0

Adding pertition to the external table definition does not help with a query on the partition.

Blob path example

  • /data/1234/2021/12/02/9483D.parquet
  • /data/1235/2021/12/02/12345.parquet

Partition (pseudo syntax not the real one) : '/data/'uniqueid'/yyyy/MM/dd/'

So only two uniqueids values are in the storage path. Total files count ~ 1 million for different dates in the path

So I defined 2 partitions as virtual columns:

  1. uniqueid
  2. datetime

Executing a query on the uniqueid like: table | summarize by uniqueid goes over all files in the blob storage for some reason.

As the uniqueid is a partition and as virtual column, shouldn't the query be super fast as we have only 2 values in the path for it?
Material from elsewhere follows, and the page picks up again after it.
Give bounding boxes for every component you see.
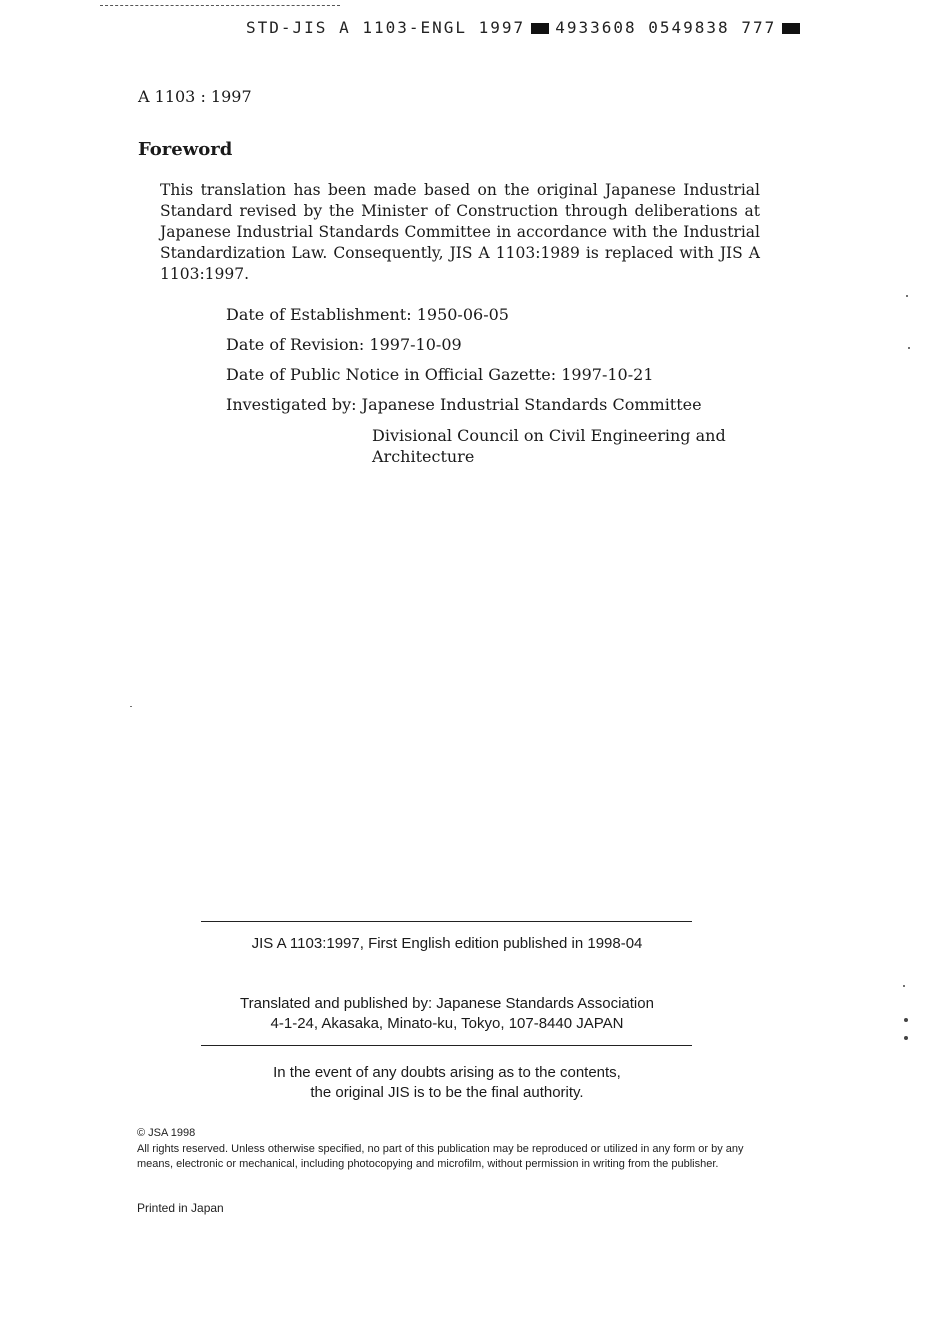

Am I totally missing the point of partitioning?

EDIT add smaple:

.create external table ['sensordata'] (['timestamp']:long,['value']:real)
    kind = adl
partition by (['uniqueid']:string ,['datecreated']:datetime )
pathformat = (['uniqueid']  '/' datetime_pattern("yyyy/MM/dd", ['daterecorded']))
    dataformat = parquet
    (
        h@'abfss://XXXXXX@YYYYYYYY.dfs.core.windows.net/histdata;impersonate'
    )
    with (FileExtension='.parquet')

Query sample:

sensordata
| summarize by uniqueid
user998888
  • 11
  • 3
  • 1
    Can you provide an example of the external table definition and the query itself? If it is set up correctly and the query filters based on the partitioning column it should work as expected. – Avnera Feb 26 '22 at 14:22
  • Edit: added table sample and query sample – user998888 Feb 27 '22 at 14:25

1 Answers1

0

Thanks for your input, @user998888.

We have many optimizations for partitioned external tables, and we invest significant effort in adding more and more optimizations. But we still haven't optimized the type of query like the one you provided. It's on our list.

Slavik N
  • 4,705
  • 17
  • 23